Capitalsm is Saving Us?


I like to get mad at capitalism just like any debt saddled, underpaid millennial but I realized something today. Big tech companies have been raking in profits by retaining our attention. They pursued the most profitable routes to do so and before we noticed they'd taken over our lives. Facebook, Twitter, Netflix, YouTube were for many how they spent /most/ of their day! Now the pendulum seems to be swinging the other way and from what I can tell it's for the same reason we got there to begin with, profit motive.

There's something simple in the way companies seem to misunderstand the attention equation. People don't “love Netflix” they love easy access to shows and movies at a low price. People don't “love YouTube” they love videos by creative people who have something interesting or entertaining to say. They don't “love Facebook” they love easily connecting with their friends and family. You get it. Each of these companies thought that they were the product, the reason users came back. They lost sight of a fundamental truth: nobody needs them.

Youtube is the latest example of this. Adblock has come under fire as Youtube tries its best to recoup likely significant losses caused by viewers not seeing ads. This is a real problem for Youtube and it’s not unreasonable for them to try to fix it. However this enters them into an arms race with adblock companies. What I find interesting is where Youtube loses the plot. Let’s say someone loads up Youtube and they realize that Youtube has the ball in the aforementioned arms race meaning the video won’t play. What will the user do?

A) Watch the ads and then watch the video

B) Literally anything else

Yeah.

Basically Youtube created a “do something else” banner that pushes people off the platform. Youtube customers installed adblock for a reason: they don’t want to watch the ads. Facebook, Twitter, and Netflix have all done similar things. Facebook in trying to be the everything website has made their platform nigh unusable for what people actually enjoy. Twitter made their platform unusable by gutting reliable trends and algorithm then replacing it with a pay to play system. Netflix cracked down on password sharing. Again these things all make sense especially in a “line go up” world. As any platform gains in popularity competition sprouts up and profits dwindle as they all fight to maintain relevancy. The actual effect of these battles for people’s attention is kind of unexpected though. People don’t switch platforms or go out of their way to access the apps or sites they’re used to, they log out.

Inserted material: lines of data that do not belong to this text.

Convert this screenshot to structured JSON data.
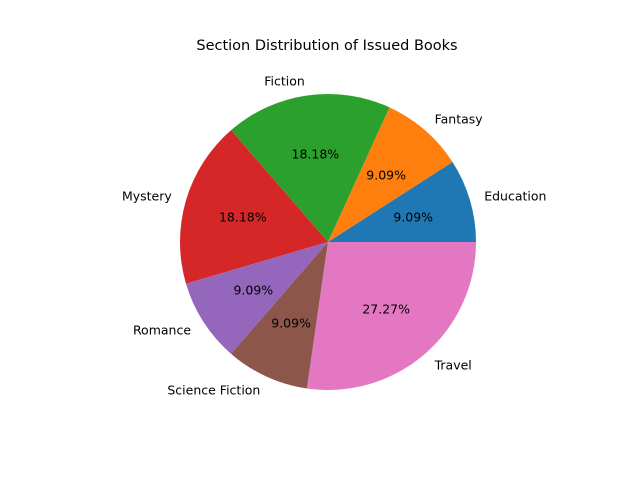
{
  "chart_data": {
    "type": "pie",
    "title": "Section Distribution of Issued Books",
    "start_angle_deg": 0,
    "direction": "counterclockwise",
    "slices": [
      {
        "label": "Education",
        "value": 1,
        "percent_label": "9.09%",
        "color": "#1f77b4"
      },
      {
        "label": "Fantasy",
        "value": 1,
        "percent_label": "9.09%",
        "color": "#ff7f0e"
      },
      {
        "label": "Fiction",
        "value": 2,
        "percent_label": "18.18%",
        "color": "#2ca02c"
      },
      {
        "label": "Mystery",
        "value": 2,
        "percent_label": "18.18%",
        "color": "#d62728"
      },
      {
        "label": "Romance",
        "value": 1,
        "percent_label": "9.09%",
        "color": "#9467bd"
      },
      {
        "label": "Science Fiction",
        "value": 1,
        "percent_label": "9.09%",
        "color": "#8c564b"
      },
      {
        "label": "Travel",
        "value": 3,
        "percent_label": "27.27%",
        "color": "#e377c2"
      }
    ]
  }
}
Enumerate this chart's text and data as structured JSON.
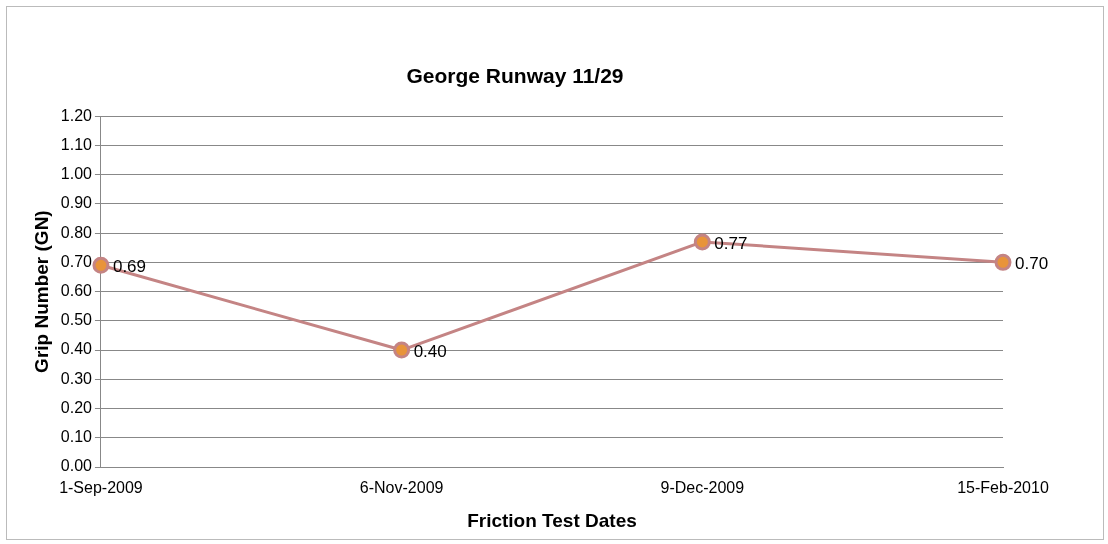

This is what I mean when I say capitalism is saving us. I used to use Twitter for 10 hours a day! Unhinged behavior. Since it became “X” I can’t even remember the last time I opened the app. I was booted out of my shared Netflix account and I didn’t fix it. I didn’t realize that it had actually fixed itself at some point until I tried it randomly after getting curious about how Ace Attorney Woo was going to end. I log into Facebook and I get bombarded with horror stories about injured animals or people and I log out immediately. Now I “post” to Facebook through Instagram if at all and check comments maybe once a week just so I’m not leaving people hanging. Youtube? Well I pay for Youtube Premium since I find the value worth the cost but if I didn’t have premium I betcha I’d be off doing literally anything but watching Youtube. I can’t stand the ads. It’s why I spend so little time on Twitch, I can’t afford to buy turbo right now. It does a weird psychic damage to me that I’d rather avoid than endure and I’m certainly not alone in this. This year I spent more time on my gaming back catalog, reading, and enjoying the outdoors more than ever. Being a new father contributed to this shift too, sure, but I’m not interested in hopping through hoops to use an app that annoys me either.

There’s a quote from Gabe Newell that often comes to mind when I think about companies vying for customers: “We think there is a fundamental misconception about piracy. Piracy is almost always a service problem and not a pricing problem…” He goes on to outline that pirated games offering a more compelling service is what drives people to it. It’s not that your price is too high or not low enough, it’s that what your offer is inferior. I think the same thing is starting to happen with our attention as consumers. We’re realizing, in no small part to the profit chasing of these tech companies, that our attention and time is valuable. That there are more compelling things to do than watch an ad, or try to circumvent ads altogether, or find a alternate platforms. We could go outside, eat a home cooked meal, take our dogs out to play, finish that RPG we’ve been putting off, read a new book, read an old book again. Companies have worked so hard to grip our attention that we’ve slipped between their fingers and people are recognizing they weren’t really enjoying themselves that much anyway. Capitalism accidentally set us free. Now it’ll have to pivot to bicycles or something. Maybe paddle ball will catch on again. I could go for a game of hacky sack if I’m being honest. See you on the tennis court, I’ll be the chubby guy with roller blades in my bag practicing foot stalls.